Notez encore que L'Humanité fait sa Une sur ce qu'on appelle « le mi-mandat »... Le quotidien communiste affirme que « la politique du chef de l'Etat est désormais critiquée par une majorité de Français » et donc pour lui, il le met en manchette, c'est : « Sarkozy : l'ampleur du mal ».

Une page d'Histoire

La chute du mur de Berlin... Le journal France-Soir s'exclame à la Une : «Personne n'oublie ! ». C'était il y a vingt ans. Le journal populaire fait un dossier spécial, très fourni de six pages... qui nous fait revivre pas à pas cet extraordinaire moment de l'Histoire. La brèche s'était ouverte à la fin de l'été 89 en Hongrie.
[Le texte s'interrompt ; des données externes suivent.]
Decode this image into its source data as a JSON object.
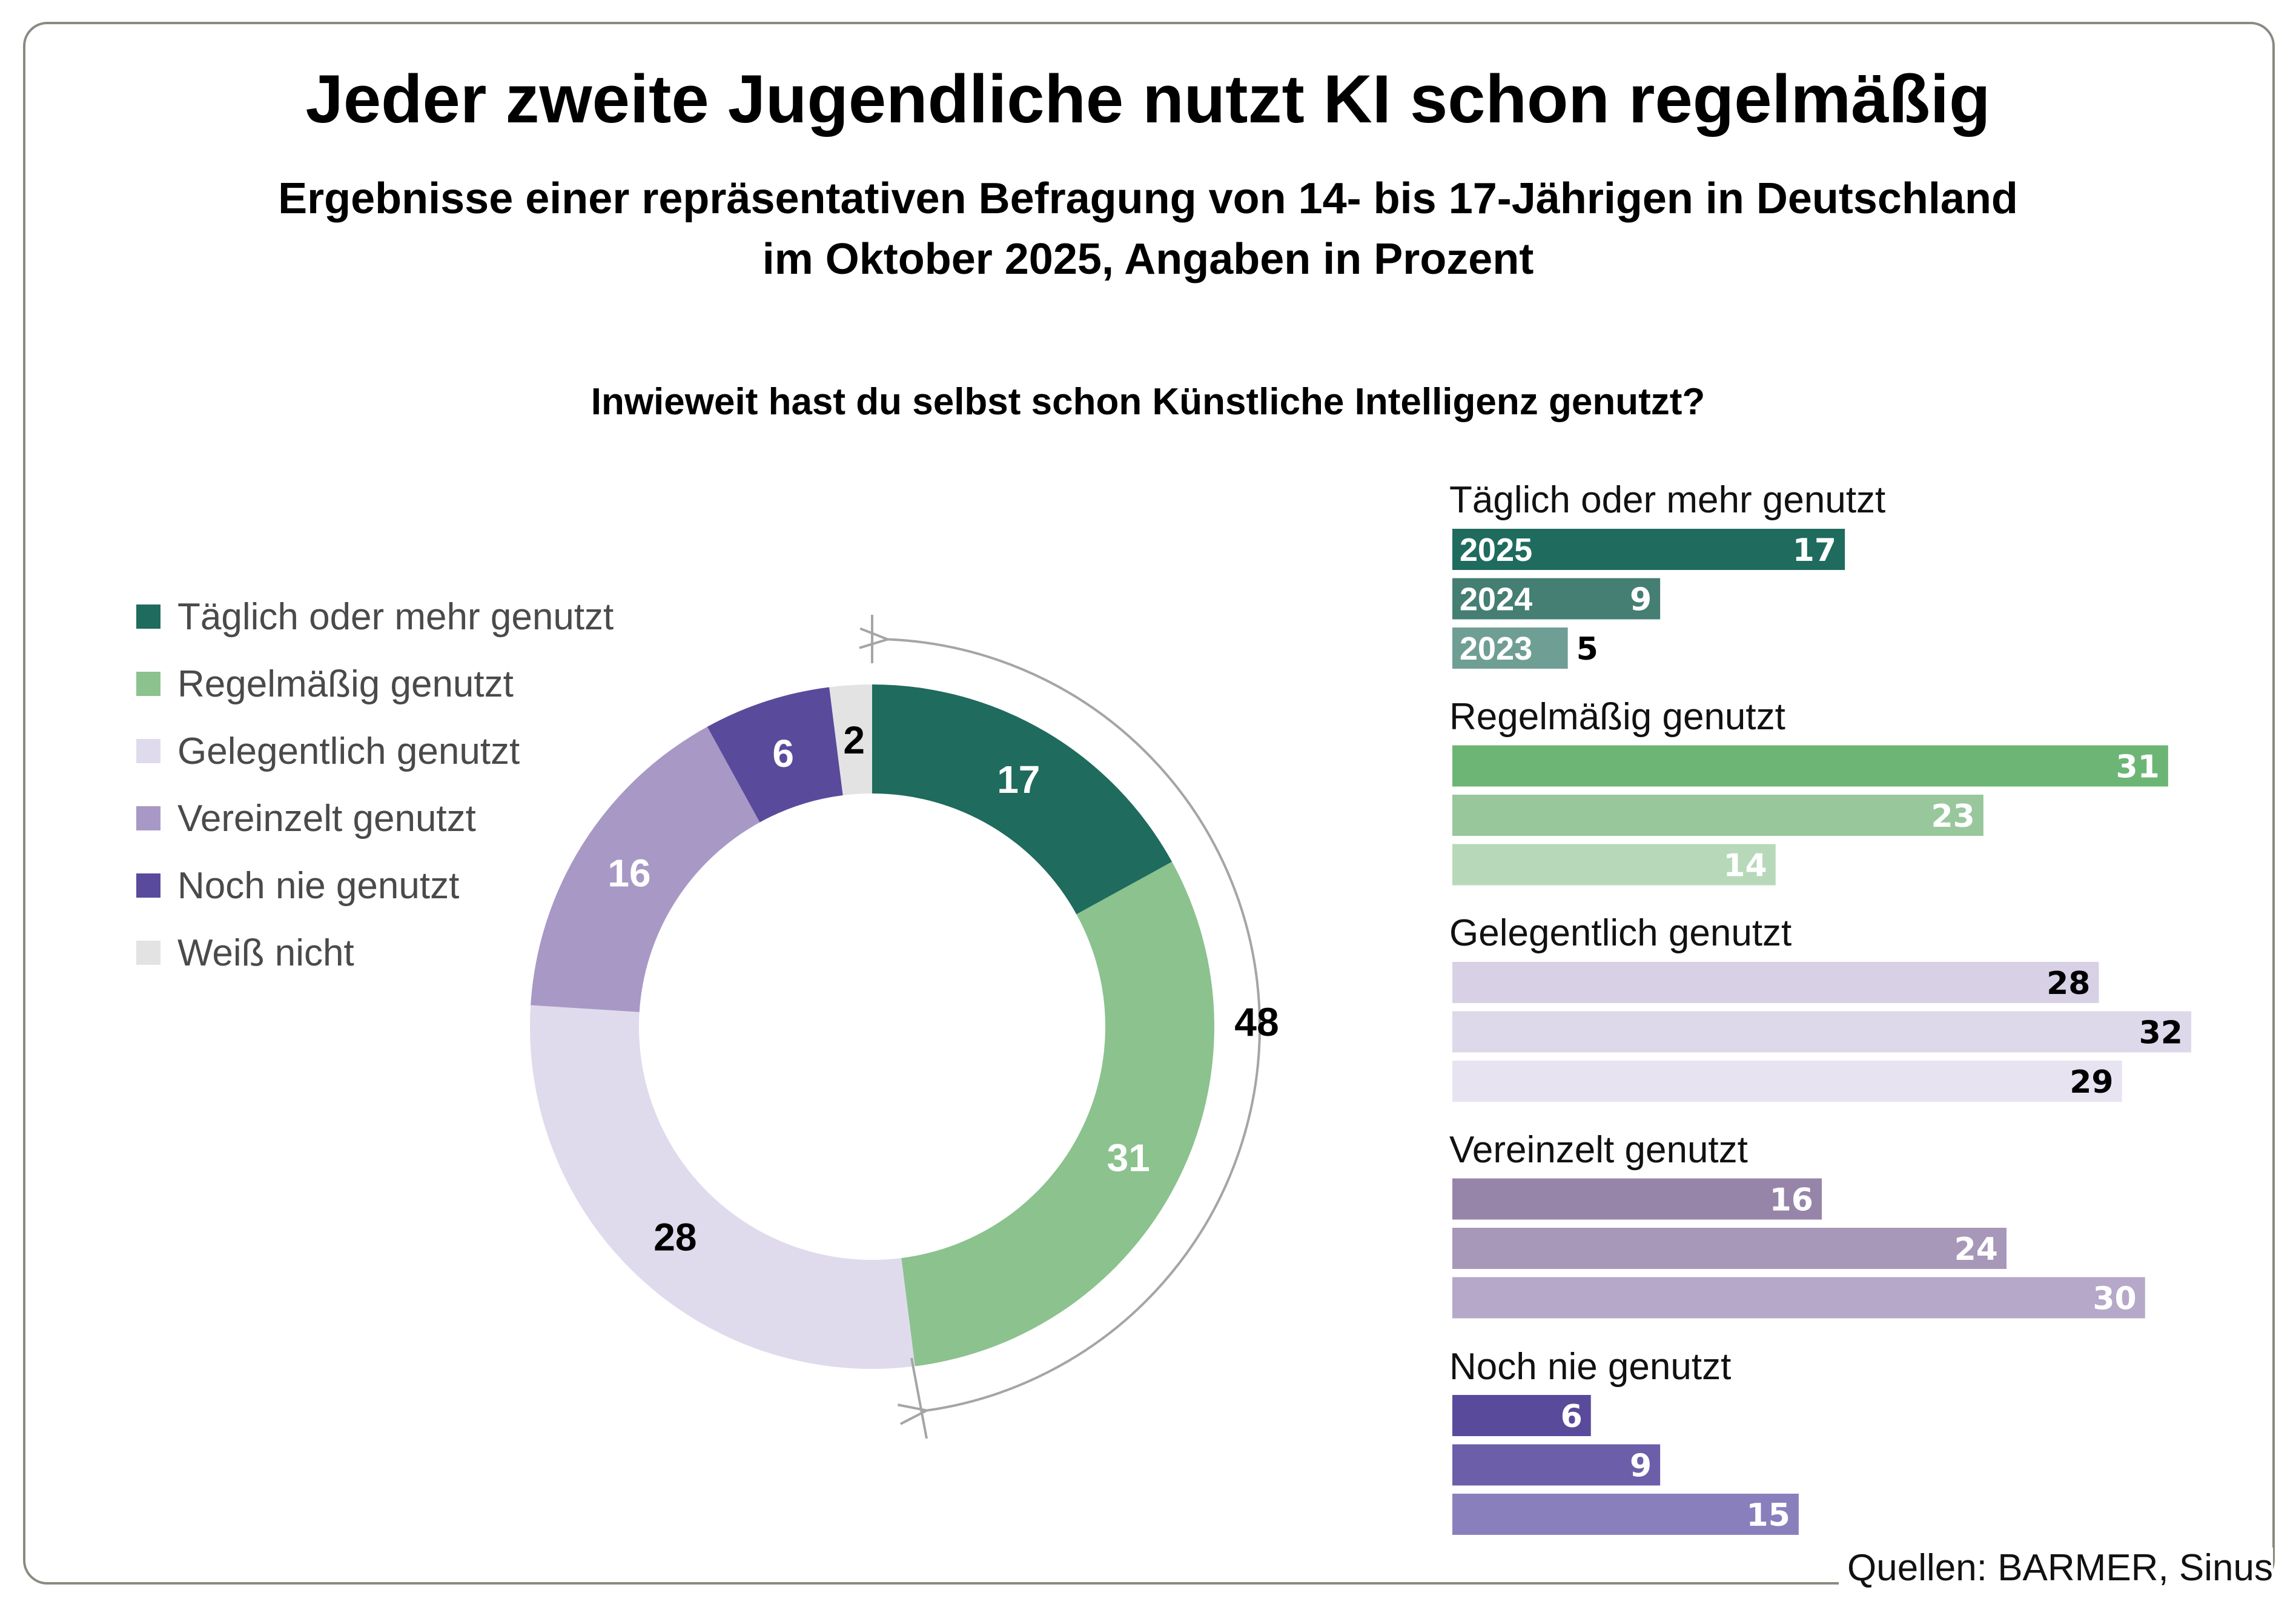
{
  "title": "Jeder zweite Jugendliche nutzt KI schon regelmäßig",
  "subtitle_line1": "Ergebnisse einer repräsentativen Befragung von 14- bis 17-Jährigen in Deutschland",
  "subtitle_line2": "im Oktober 2025, Angaben in Prozent",
  "question": "Inwieweit hast du selbst schon Künstliche Intelligenz genutzt?",
  "source": "Quellen: BARMER, Sinus",
  "chart_data": [
    {
      "type": "pie",
      "variant": "donut",
      "categories": [
        "Täglich oder mehr genutzt",
        "Regelmäßig genutzt",
        "Gelegentlich genutzt",
        "Vereinzelt genutzt",
        "Noch nie genutzt",
        "Weiß nicht"
      ],
      "values": [
        17,
        31,
        28,
        16,
        6,
        2
      ],
      "colors": [
        "#1f6b5e",
        "#8bc28e",
        "#dfdbed",
        "#a898c6",
        "#5a4a9c",
        "#e3e3e3"
      ],
      "label_colors": [
        "#ffffff",
        "#ffffff",
        "#000000",
        "#ffffff",
        "#ffffff",
        "#000000"
      ],
      "bracket_total": "48",
      "legend_position": "left"
    },
    {
      "type": "bar",
      "orientation": "horizontal",
      "year_labels": [
        "2025",
        "2024",
        "2023"
      ],
      "groups": [
        {
          "name": "Täglich oder mehr genutzt",
          "values": [
            17,
            9,
            5
          ],
          "colors": [
            "#1f6b5e",
            "#457e73",
            "#6f9e94"
          ],
          "label_colors": [
            "#ffffff",
            "#ffffff",
            "#000000"
          ]
        },
        {
          "name": "Regelmäßig genutzt",
          "values": [
            31,
            23,
            14
          ],
          "colors": [
            "#6db574",
            "#98c79c",
            "#b7d9b9"
          ],
          "label_colors": [
            "#ffffff",
            "#ffffff",
            "#ffffff"
          ]
        },
        {
          "name": "Gelegentlich genutzt",
          "values": [
            28,
            32,
            29
          ],
          "colors": [
            "#d8d1e6",
            "#ddd8ea",
            "#e7e3f1"
          ],
          "label_colors": [
            "#000000",
            "#000000",
            "#000000"
          ]
        },
        {
          "name": "Vereinzelt genutzt",
          "values": [
            16,
            24,
            30
          ],
          "colors": [
            "#9685a9",
            "#a797b8",
            "#b5a8c8"
          ],
          "label_colors": [
            "#ffffff",
            "#ffffff",
            "#ffffff"
          ]
        },
        {
          "name": "Noch nie genutzt",
          "values": [
            6,
            9,
            15
          ],
          "colors": [
            "#5a4a9c",
            "#6d5eaa",
            "#8a7fbd"
          ],
          "label_colors": [
            "#ffffff",
            "#ffffff",
            "#ffffff"
          ]
        }
      ],
      "xlim": [
        0,
        32
      ]
    }
  ]
}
Lorsque le président de l'époque avait ouvert la frontière vers l'Ouest, « des dizaines de milliers de vacanciers Est-Allemands s'étaient enfui par là ». C'était la 'grande évasion', raconte France-Soir...

Anniversaire de la chute du mur de Berlin : « les confidences d'Angela Merkel », titre pour sa part Le Figaro, qui a recueilli, comme quelques grands journaux européens, les souvenirs qu'elle a gardé de cette époque, et qu'elle a confié dans cet entretien qui a eu lieu dans son bureau, lequel «domine Berlin réunifié». Elle était physicienne à l'Académie des Sciences de Berlin-Est. « Je suis tombée dans une gigantesque marée humaine à un check-point » raconte celle qui allait devenir la première femme chancellière allemande. De toute cette époque d'avant le mur, madame Merkel a gardé « de très beaux souvenirs d'enfance, même si la RDA était un Etat de non-droit ».

Dans les propos d'Angela Merkel, il y a une petite pique contre François Mitterrand, que Le Figaro relate avec gourmandise, car elle a ironisé sur l'attitude du chef de l'Etat français au moment de la chute du mur : « il n'était pas très en pointe ». C'est vrai que c'est tout un débat qui ressurgit ainsi. François Mitterrand, socialiste, aurait peut-être pu appuyer plus fort le vent de la liberté venu de l'Est, mais il était chef d'Etat, et cela l'obligeait à faire preuve d'un minimum de prudence.